Rekomendasikan Wartawan Dipidana, Pertanda Dewan Pers Tuna Jurnalisme dan Perundangan
Rekomendasikan Wartawan Dipidana, Pertanda Dewan Pers Tuna Jurnalisme dan Perundangan
Oleh: Wilson Lalengke
Betrans,Menurut the American Press Institute, mengutip bukunya Bill Kovach dan
Tom Rosenstiel ‘The Elements of Journalism’, tujuan utama jurnalisme
dituliskan seperti ini: “The purpose of journalism is to provide
citizens with the information they need to make the best possible
decisions about their lives, their communities, their societies, and
their governments”. Terjemahan bebasnya kira-kira begini: Tujuan
jurnalisme adalah untuk memenuhi kebutuhan warga masyarakat terhadap
informasi yang cukup dalam rangka pengambilan keputusan terbaik bagi
kehidupan mereka, komunitasnya, bangsa dan pemerintahnya.
Berdasarkan definisi tersebut, dalam rangka mencapai tujuan jurnalisme,
setiap jurnalis dituntut untuk melakukan kegiatan jurnalistiknya,
meliputi: mengumpulkan, menyimpan/mendokumentasikan, mengolah, dan
menyebarluaskan informasi kepada publik. Kecukupan informasi dan data
yang dikumpulkan memegang peranan penting terkait dengan pemenuhan
kebutuhan informasi oleh warga masyarakat. Ke-akurat-an, ke-lengkap-an,
ke-komprehensif-an, ke-aktual-an, dan ke-detail-an informasi tentang
suatu masalah menjadi standard untuk mengukur keterpenuhi atau
ketidak-terpenuhinya kebutuhan warga terhadap informasi yang diperlukan.
Di tataran praktek, karya jurnalistik yang benar itu hakekatnya
ditentukan oleh tercakupnya seluruh unsur-unsur informasi yang biasanya
dirumuskan dalam 5W+1H (who, what, when, where, why, dan how atau dalam
Bahasa Indonesia: siapa, apa, kapan, dimana, mengapa, dan bagaimana).

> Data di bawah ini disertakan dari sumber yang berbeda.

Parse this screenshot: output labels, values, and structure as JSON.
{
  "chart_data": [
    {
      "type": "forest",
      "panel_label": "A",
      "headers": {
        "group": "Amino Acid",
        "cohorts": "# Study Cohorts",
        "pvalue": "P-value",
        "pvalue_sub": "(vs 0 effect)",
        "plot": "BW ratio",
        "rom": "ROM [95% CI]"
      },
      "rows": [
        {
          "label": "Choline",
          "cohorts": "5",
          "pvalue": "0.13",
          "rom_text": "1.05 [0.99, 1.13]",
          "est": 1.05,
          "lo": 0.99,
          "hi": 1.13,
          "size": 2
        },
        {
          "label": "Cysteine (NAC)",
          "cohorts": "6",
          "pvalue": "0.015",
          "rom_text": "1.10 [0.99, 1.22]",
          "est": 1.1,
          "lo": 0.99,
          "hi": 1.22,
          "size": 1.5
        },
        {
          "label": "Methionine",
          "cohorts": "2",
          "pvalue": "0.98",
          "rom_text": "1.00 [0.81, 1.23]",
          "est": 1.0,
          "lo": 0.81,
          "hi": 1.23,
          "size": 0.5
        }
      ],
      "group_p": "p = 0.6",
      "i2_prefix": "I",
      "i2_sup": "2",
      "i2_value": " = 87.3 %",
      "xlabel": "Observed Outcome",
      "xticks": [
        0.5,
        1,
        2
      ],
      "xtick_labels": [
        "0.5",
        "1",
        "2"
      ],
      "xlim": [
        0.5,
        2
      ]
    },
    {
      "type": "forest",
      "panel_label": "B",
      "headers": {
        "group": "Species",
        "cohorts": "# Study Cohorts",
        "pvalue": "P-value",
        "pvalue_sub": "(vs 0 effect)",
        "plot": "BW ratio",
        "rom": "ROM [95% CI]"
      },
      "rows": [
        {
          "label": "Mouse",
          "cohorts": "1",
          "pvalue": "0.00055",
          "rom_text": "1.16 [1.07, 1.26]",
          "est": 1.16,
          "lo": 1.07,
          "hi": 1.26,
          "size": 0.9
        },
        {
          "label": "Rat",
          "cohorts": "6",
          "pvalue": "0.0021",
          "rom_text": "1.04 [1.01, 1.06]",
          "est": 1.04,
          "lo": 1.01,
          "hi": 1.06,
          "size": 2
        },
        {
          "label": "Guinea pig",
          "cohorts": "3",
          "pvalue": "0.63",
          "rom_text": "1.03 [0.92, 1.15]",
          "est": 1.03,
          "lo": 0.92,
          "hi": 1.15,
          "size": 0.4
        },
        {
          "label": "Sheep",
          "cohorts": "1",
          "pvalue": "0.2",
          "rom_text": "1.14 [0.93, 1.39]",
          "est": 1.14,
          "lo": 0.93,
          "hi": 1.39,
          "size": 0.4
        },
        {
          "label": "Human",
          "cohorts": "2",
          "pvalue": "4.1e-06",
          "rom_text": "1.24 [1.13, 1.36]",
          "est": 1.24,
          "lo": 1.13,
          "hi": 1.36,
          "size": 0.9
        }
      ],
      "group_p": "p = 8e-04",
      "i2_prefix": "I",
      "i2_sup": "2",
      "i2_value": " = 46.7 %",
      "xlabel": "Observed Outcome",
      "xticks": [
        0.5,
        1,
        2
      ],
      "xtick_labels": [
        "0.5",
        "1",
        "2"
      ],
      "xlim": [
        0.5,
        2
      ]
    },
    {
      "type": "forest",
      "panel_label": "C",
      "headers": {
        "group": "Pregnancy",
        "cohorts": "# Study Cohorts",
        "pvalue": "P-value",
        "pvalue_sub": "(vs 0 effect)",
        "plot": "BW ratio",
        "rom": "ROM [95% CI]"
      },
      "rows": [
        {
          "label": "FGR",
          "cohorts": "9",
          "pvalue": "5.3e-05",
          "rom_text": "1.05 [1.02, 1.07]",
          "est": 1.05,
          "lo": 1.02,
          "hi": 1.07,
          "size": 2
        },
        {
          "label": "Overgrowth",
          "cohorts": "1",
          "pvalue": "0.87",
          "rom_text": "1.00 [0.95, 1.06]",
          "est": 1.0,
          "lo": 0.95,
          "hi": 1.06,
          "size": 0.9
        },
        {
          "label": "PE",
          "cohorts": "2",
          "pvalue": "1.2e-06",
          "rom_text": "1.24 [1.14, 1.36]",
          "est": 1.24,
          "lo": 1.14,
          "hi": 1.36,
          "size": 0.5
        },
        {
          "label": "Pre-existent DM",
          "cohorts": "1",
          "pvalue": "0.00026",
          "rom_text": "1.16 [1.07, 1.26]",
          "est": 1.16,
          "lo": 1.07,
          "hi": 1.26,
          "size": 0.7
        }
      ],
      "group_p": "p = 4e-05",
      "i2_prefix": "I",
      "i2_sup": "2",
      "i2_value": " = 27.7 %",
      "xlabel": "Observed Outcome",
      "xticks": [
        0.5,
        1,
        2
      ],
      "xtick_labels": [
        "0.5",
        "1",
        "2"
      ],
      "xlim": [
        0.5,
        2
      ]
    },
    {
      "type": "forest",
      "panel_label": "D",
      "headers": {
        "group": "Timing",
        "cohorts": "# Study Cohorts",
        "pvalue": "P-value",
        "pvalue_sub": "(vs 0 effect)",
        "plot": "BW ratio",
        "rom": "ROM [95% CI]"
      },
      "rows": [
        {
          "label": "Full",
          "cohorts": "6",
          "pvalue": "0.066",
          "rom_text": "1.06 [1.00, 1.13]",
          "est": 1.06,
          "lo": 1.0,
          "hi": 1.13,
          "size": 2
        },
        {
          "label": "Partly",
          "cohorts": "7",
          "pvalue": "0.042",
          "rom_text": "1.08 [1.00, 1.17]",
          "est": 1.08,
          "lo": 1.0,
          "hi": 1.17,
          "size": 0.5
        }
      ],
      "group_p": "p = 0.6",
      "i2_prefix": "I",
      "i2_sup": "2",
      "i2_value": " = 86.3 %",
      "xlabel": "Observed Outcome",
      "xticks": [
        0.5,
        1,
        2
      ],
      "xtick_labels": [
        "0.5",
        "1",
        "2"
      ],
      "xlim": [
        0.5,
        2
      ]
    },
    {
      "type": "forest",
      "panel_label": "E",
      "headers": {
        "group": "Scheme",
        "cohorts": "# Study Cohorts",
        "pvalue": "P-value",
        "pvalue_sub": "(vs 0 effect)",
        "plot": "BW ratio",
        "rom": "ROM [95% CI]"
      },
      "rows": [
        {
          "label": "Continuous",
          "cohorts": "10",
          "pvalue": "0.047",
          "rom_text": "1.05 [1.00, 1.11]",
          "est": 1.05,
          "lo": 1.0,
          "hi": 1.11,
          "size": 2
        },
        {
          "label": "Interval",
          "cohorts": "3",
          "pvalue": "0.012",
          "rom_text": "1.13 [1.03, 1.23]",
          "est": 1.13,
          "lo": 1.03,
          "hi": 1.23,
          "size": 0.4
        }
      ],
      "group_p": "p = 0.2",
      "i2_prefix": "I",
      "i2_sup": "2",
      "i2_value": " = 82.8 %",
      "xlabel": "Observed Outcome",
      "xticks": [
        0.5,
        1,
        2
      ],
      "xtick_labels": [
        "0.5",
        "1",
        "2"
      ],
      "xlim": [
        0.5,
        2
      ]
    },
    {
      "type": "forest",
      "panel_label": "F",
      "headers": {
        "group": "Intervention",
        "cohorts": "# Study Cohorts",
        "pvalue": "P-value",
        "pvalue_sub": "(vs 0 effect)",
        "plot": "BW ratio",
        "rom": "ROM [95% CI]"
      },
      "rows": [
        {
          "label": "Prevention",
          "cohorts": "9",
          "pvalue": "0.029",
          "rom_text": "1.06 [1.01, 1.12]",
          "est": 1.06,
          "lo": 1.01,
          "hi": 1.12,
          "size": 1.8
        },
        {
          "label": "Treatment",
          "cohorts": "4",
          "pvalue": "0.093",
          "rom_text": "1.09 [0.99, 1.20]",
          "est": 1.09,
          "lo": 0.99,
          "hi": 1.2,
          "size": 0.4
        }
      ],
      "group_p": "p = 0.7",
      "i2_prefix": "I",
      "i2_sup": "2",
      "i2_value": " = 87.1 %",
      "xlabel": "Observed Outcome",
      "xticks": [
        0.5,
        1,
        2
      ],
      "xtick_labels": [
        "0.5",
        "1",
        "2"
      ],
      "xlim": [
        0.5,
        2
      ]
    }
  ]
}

Adapun proses check and recheck, konfirmasi, dan validasi data
diperlukan dalam rangka memastikan bahwa keenam unsur (red - 5W+1H) itu
sudah terpenuhi, faktual, akurat, dan detail.
Dalam banyak penulisan berita terkait sebuah peristiwa yang bernuansa
konflik melibatkan dua atau lebih pihak, wartawan sering dituntut untuk
melakukan konfirmasi kepada dua bela pihak yang berseberangan. Hal ini
bisa dipandang penting, tetapi bukan menjadi kewajiban mutlak. Pasalnya,
sangat kecil kemungkinan untuk mendapatkan informasi dari kedua pihak
yang berkonflik.
Upaya menggali informasi dari dua kubu yang berseberangan hanya dapat
dilakukan oleh para warga terlatih, seperti intelijen militer, polisi,
jaksa, KPK, dan mereka yang dilengkapi peralatan khusus, semisal alat
sadap, alat perekam dan kamera tersembunyi. Wartawan tidaklah mungkin
dipaksa melakukan hal itu.
Untuk mendapatkan informasi yang cukup sesuai kebutuhan publik dari
kedua belah pihak yang berseteru, misalnya dalam kasus konflik
masyarakat Pulau Laut di Kalimantan Selatan dengan PT. MSAM milik
konglomerat lokal, Haji Isam, mekanisme hak jawab dan hak koreksi atas
sebuah pemberitaan disediakan oleh UU No. 40 tahun 1999 sebagai jalan
keluarnya. Artinya, ketika sebuah berita yang masih ‘berat sebelah’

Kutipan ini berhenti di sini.